Onepoint wants to take over Atos: the main points of its offer

Onepoint wants to take over Atos: the main points of its offer
Onepoint wants to take over Atos: the main points of its offer

Layani, Kretinsky or the banks? Three scenarios officially remain on the table for the takeover of Atos.

David Layani, 45, is founding president of ESN Onepoint. It entered the capital of Atos at the beginning of the year. She is today the main shareholder, with around 11% of the shares.

To submit its takeover proposal for Atos, Onepoint created a consortium, in association with Butler Industries. This investment fund born in 1991 is based in Paris. He claims to have invested in around forty companies, “at all stages” of their development. In the 1990s, he notably participated in the revival of the French advertising group BDDP and the outsourcing company Osiatis (former subsidiary of Thomson-CSF). More recently, he participated in the privatization of SNCM (Société nationale de transport maritime Corse-Méditionranée), took control of the Pierre Hermé group and became the second shareholder of Cheops Technology.

Onepoint pushes its “One Atos” strategy

David Layani remains on his “One Atos” strategy: we retain the scope of activity and we renounce the Eviden/Tech Foundations split.

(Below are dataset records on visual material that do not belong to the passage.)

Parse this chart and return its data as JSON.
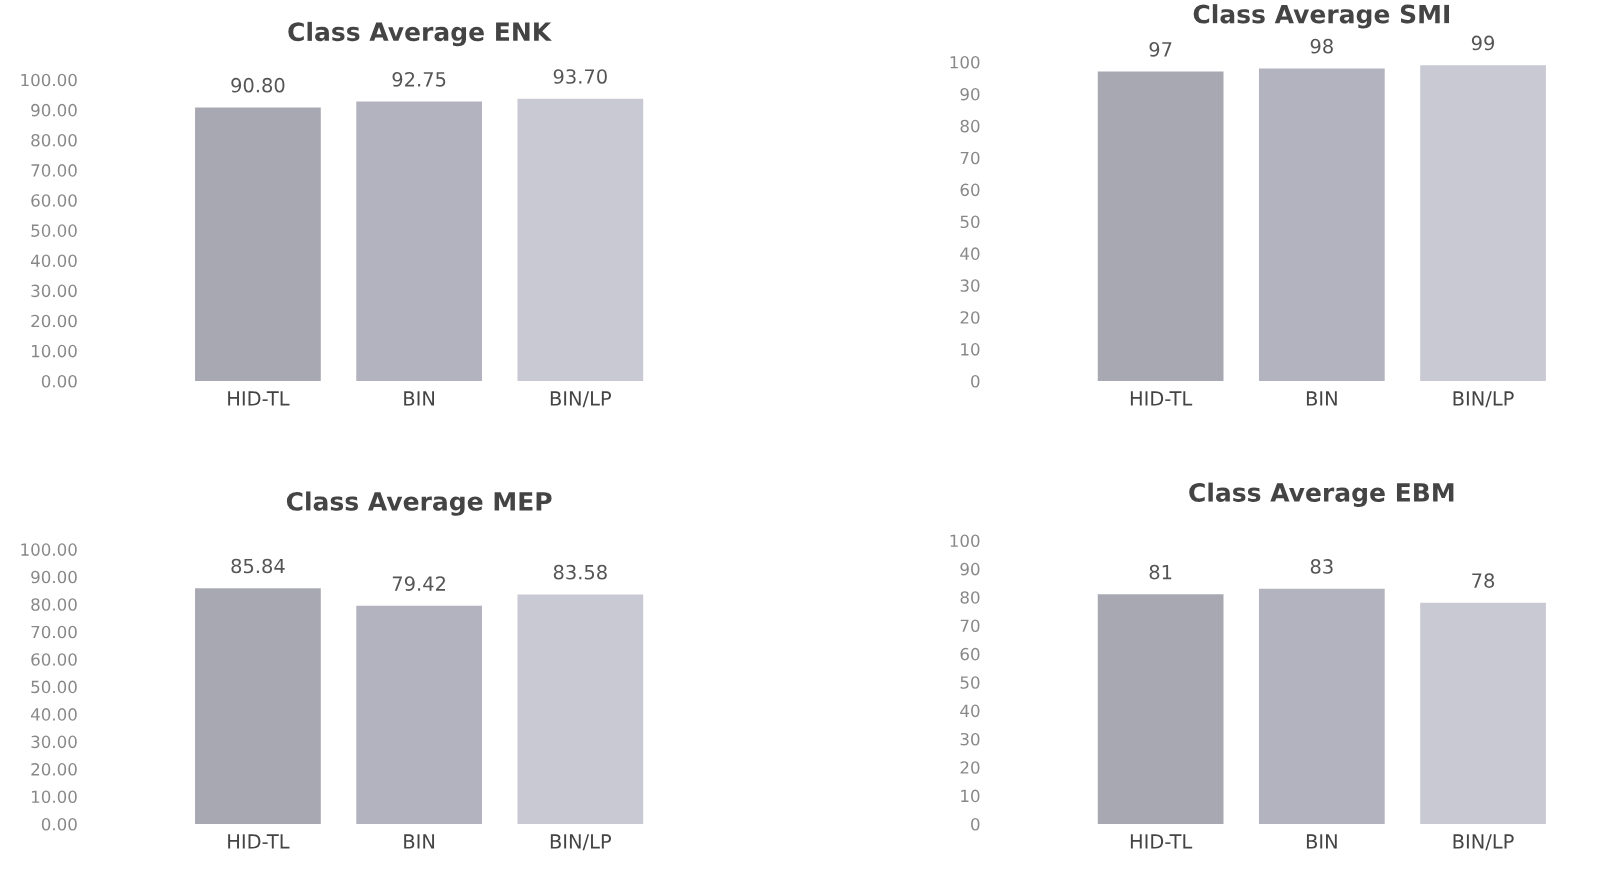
{
  "chart_data": [
    {
      "type": "bar",
      "title": "Class Average ENK",
      "categories": [
        "HID-TL",
        "BIN",
        "BIN/LP"
      ],
      "values": [
        90.8,
        92.75,
        93.7
      ],
      "value_labels": [
        "90.80",
        "92.75",
        "93.70"
      ],
      "colors": [
        "#a8a8b3",
        "#b3b3bf",
        "#c9c9d3"
      ],
      "ylim": [
        0,
        100
      ],
      "yticks": [
        {
          "value": 0,
          "label": "0.00"
        },
        {
          "value": 10,
          "label": "10.00"
        },
        {
          "value": 20,
          "label": "20.00"
        },
        {
          "value": 30,
          "label": "30.00"
        },
        {
          "value": 40,
          "label": "40.00"
        },
        {
          "value": 50,
          "label": "50.00"
        },
        {
          "value": 60,
          "label": "60.00"
        },
        {
          "value": 70,
          "label": "70.00"
        },
        {
          "value": 80,
          "label": "80.00"
        },
        {
          "value": 90,
          "label": "90.00"
        },
        {
          "value": 100,
          "label": "100.00"
        }
      ],
      "data_labels": true
    },
    {
      "type": "bar",
      "title": "Class Average SMI",
      "categories": [
        "HID-TL",
        "BIN",
        "BIN/LP"
      ],
      "values": [
        97,
        98,
        99
      ],
      "colors": [
        "#a8a8b3",
        "#b3b3bf",
        "#c9c9d3"
      ],
      "ylim": [
        0,
        100
      ],
      "yticks": [
        0,
        10,
        20,
        30,
        40,
        50,
        60,
        70,
        80,
        90,
        100
      ],
      "data_labels": true
    },
    {
      "type": "bar",
      "title": "Class Average MEP",
      "categories": [
        "HID-TL",
        "BIN",
        "BIN/LP"
      ],
      "values": [
        85.84,
        79.42,
        83.58
      ],
      "value_labels": [
        "85.84",
        "79.42",
        "83.58"
      ],
      "colors": [
        "#a8a8b3",
        "#b3b3bf",
        "#c9c9d3"
      ],
      "ylim": [
        0,
        100
      ],
      "yticks": [
        {
          "value": 0,
          "label": "0.00"
        },
        {
          "value": 10,
          "label": "10.00"
        },
        {
          "value": 20,
          "label": "20.00"
        },
        {
          "value": 30,
          "label": "30.00"
        },
        {
          "value": 40,
          "label": "40.00"
        },
        {
          "value": 50,
          "label": "50.00"
        },
        {
          "value": 60,
          "label": "60.00"
        },
        {
          "value": 70,
          "label": "70.00"
        },
        {
          "value": 80,
          "label": "80.00"
        },
        {
          "value": 90,
          "label": "90.00"
        },
        {
          "value": 100,
          "label": "100.00"
        }
      ],
      "data_labels": true
    },
    {
      "type": "bar",
      "title": "Class Average EBM",
      "categories": [
        "HID-TL",
        "BIN",
        "BIN/LP"
      ],
      "values": [
        81,
        83,
        78
      ],
      "colors": [
        "#a8a8b3",
        "#b3b3bf",
        "#c9c9d3"
      ],
      "ylim": [
        0,
        100
      ],
      "yticks": [
        0,
        10,
        20,
        30,
        40,
        50,
        60,
        70,
        80,
        90,
        100
      ],
      "data_labels": true
    }
  ]
}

For the person concerned, reuniting Atos will be less costly than completing this separation. Which would consume, according to Onepoint, more than a billion euros (cumulative costs since 2022). For the moment, the operation is only truly finalized at the staff level, explains the consortium. It is not legally (most of the Tech Foundations entities are attached to Eviden entities and vice versa). It is also not contractually relevant (customer agreement is required to transfer contracts). Many elements are also still shared (IT, offices, processes in back office…).

A split from Atos would not generate value, continues the Onepoint consortium. On the contrary, due, among other things, to the lack of capacity to cross-selling, the atomization of partnerships and the increase in internal commercial competition. A unified Atos would also make it possible to integrate cyber offers into all activities, in addition to pooling resources such as R&D, support functions and service centers.

Synergies and “obsolete skills”

As it stands, the consortium believes, Atos has too “technological” an approach; too far away, in any case, from business issues. As proof, he cites the share of consulting in overall activity: 4%, compared to 8% at Capgemini and Sopra Steria.

Another indicator, another comparison with these competitors: the average age of the workforce. It is over 43 years at Atos, compared to 39 years at Sopra Steria and 34 years at Capgemini. Onepoint sees this as a consequence of the lack of attractiveness of the employer brand. A trend which is particularly felt at the level of acquired companies. And who matches, dixit the consortium, of “obsolete skills” for a large part of the teams…

The “Symphony project”, as Onepoint & Cie call it, will involve an evolution of consulting activities in order to have “more influence upstream of major transformation programs with managers”. It also involves the creation of “specialized channels by sector” within the sales forces. And the optimization of the use of subcontracting, so the core business currently depends a lot. It will also be about leveraging synergies with Onepoint. The pipeline of joint opportunities currently represents an amount of €480 million.

The consortium undertakes to maintain the headquarters in France and not to reduce the level of staff. It targets annual organic growth of 6 to 8% per year, for an operating margin of more than €800 million by 2027.

Onepoint would own 35% of Atos

The project sets, among other major financial principles, the limitation of the debt/EBITDA ratio to 3 and a minimum of one billion euros of available liquidity over the period 2024-2028. Which would allow Atos to return to the stock market in the medium term.

The refinancing strategy includes a capital increase of €500 million. A portion (€250 million) will be reserved for the Onepoint consortium. It will also invest at least €100 million (including €50 million for Butler Industries and €20 million for David Layani) as part of a rights issue proposed to Atos shareholders (€250 million).

Creditors will have the possibility of subscribing to senior bonds (debt repaid on a priority basis) with a maturity of 5 years, for an amount of €650 million. Those who hold a European banking license will be able to provide a revolving credit facility (maturity: 4 and a half years), again for €650 million. It will be accompanied by €300 million in new guarantees.

Creditors who do not participate in these transactions will be able to receive a cash payment at 30 cents per debt instrument. Or convert them into subordinated securities with an indefinite duration.

These steps – presented here in broad terms – should make it possible to reduce net debt by €3.2 billion, in accordance with Atos’ objectives. At their conclusion, planned for the end of 2024, the Onepoint consortium would hold 35% of the capital and voting rights (it is requesting, in this regard, an exemption from takeover bids). David Layani would take over as CEO of Atos. Up to five deputy general directors would support him.